CAUTIONARY STATEMENT REGARDING FORWARD-LOOKING STATEMENTS

 

This MD&A contains certain statements that may be deemed “forward-looking statements”, including statements regarding developments in the Company’s operations in future periods, adequacy of financial resources and plans and objectives of the Company. All statements in this document, other than statements of historical fact, which address events or developments that the Company expects to occur, are forward-looking statements. Forward-looking statements are statements that are not historical facts and are generally, but not always, identified by the words “expects”, “plans”, “anticipates”, “believes”, “intends”, “estimates”, “projects”, “potential”, “interprets” and similar expressions, or events or conditions that “will”, “would”, “may”, “could” or “should” occur. Forward-looking statements in this document include statements regarding the advancement of the Refinery, future exploration programs, liquidity, and effects of accounting policy changes.

 

Although the Company believes the expectations expressed in such forward-looking statements are based on reasonable assumptions, such statements are not guarantees of future performance and actual results may differ materially from those in forward-looking statements. Factors that could cause the actual results to differ materially from those in forward-looking statements include market prices, exploration success, a successful outcome of the work in support of the recommissioning of the Refinery, continued availability of capital and financing, inability to obtain required regulatory or governmental approvals and general economic, market or business conditions. Investors are cautioned that any such statements are not guarantees of future performance and actual results or developments may differ materially from those projected in the forward-looking statements.
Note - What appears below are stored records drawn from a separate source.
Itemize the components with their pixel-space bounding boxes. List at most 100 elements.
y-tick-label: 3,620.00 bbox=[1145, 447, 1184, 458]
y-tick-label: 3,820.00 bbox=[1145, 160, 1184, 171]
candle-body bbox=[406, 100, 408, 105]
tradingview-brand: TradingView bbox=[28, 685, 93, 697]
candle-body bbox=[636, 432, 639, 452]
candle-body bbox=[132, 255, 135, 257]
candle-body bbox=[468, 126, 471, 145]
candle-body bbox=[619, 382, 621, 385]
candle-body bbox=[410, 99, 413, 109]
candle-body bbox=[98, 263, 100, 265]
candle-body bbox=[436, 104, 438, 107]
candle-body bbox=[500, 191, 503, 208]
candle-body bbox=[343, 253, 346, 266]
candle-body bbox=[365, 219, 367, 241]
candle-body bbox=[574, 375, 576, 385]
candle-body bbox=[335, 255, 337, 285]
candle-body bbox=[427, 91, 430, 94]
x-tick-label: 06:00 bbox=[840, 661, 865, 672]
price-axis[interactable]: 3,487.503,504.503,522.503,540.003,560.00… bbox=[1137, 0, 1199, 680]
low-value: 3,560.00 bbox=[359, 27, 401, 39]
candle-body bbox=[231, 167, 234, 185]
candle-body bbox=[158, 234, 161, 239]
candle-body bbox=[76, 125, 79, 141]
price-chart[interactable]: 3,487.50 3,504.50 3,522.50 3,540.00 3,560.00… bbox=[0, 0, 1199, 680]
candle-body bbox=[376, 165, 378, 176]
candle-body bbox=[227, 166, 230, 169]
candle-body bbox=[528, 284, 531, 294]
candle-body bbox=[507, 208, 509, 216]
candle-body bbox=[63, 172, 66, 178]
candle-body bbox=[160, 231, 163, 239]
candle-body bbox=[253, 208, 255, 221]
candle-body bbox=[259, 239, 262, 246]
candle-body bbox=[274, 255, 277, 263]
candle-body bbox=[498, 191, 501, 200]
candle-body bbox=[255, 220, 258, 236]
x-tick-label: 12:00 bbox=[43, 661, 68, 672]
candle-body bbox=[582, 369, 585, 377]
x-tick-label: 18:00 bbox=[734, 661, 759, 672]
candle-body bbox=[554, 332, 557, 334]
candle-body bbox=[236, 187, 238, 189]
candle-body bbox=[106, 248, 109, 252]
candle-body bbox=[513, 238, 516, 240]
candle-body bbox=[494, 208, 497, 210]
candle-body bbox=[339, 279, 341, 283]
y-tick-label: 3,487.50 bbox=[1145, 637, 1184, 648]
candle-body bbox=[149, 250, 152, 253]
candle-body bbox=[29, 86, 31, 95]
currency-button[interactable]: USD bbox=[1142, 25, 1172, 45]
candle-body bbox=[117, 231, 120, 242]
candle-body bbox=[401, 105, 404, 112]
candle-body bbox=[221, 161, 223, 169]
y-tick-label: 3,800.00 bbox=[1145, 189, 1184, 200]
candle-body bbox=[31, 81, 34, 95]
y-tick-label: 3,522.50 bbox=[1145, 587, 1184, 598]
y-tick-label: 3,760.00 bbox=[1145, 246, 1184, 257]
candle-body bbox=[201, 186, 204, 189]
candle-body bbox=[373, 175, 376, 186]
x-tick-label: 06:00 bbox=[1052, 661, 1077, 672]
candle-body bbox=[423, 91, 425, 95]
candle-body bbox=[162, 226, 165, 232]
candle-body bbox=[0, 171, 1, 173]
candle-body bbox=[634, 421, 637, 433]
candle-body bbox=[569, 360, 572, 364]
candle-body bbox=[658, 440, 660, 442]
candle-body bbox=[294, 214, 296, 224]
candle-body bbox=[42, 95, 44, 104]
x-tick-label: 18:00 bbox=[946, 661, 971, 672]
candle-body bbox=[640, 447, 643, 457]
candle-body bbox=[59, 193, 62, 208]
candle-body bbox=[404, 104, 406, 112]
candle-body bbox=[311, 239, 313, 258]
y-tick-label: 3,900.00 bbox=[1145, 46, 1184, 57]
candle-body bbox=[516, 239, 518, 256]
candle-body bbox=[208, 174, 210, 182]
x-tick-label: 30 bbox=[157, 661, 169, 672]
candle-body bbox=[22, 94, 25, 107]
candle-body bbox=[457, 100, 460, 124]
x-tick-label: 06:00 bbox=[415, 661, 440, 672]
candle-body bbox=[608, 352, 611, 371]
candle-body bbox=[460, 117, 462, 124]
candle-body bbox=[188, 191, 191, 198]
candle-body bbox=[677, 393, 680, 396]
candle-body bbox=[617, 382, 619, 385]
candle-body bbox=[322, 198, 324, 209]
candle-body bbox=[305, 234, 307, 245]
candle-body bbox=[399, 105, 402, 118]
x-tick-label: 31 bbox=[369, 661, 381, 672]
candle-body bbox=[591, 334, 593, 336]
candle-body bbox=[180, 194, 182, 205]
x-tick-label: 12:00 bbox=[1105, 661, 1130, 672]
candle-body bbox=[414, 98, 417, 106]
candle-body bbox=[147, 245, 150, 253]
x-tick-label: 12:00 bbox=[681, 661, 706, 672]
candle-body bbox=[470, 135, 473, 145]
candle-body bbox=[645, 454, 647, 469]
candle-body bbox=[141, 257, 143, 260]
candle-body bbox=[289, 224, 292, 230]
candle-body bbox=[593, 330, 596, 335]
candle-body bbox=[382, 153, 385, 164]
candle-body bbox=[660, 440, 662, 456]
Readers are cautioned not to place undue reliance on this forward-looking information.

 

Forward-looking statements are based on the beliefs, estimates and opinions of the Company’s management on the date the statements are made. The Company undertakes no obligation to update these forward-looking statements if Management’s beliefs, estimates, opinions, or other factors should change except as required by law.

 

These statements are based on several assumptions including, among others, assumptions regarding general business and economic conditions, the timing of the receipt of regulatory and governmental approvals for the work programs described herein, the ability of the Company and other relevant parties to satisfy stock exchange and other regulatory requirements promptly, the availability of financing for the Company’s proposed work programs on its assets on reasonable terms and the ability of third-party service providers to deliver services promptly. The foregoing list of assumptions is not exhaustive. Events or circumstances could cause results to differ materially.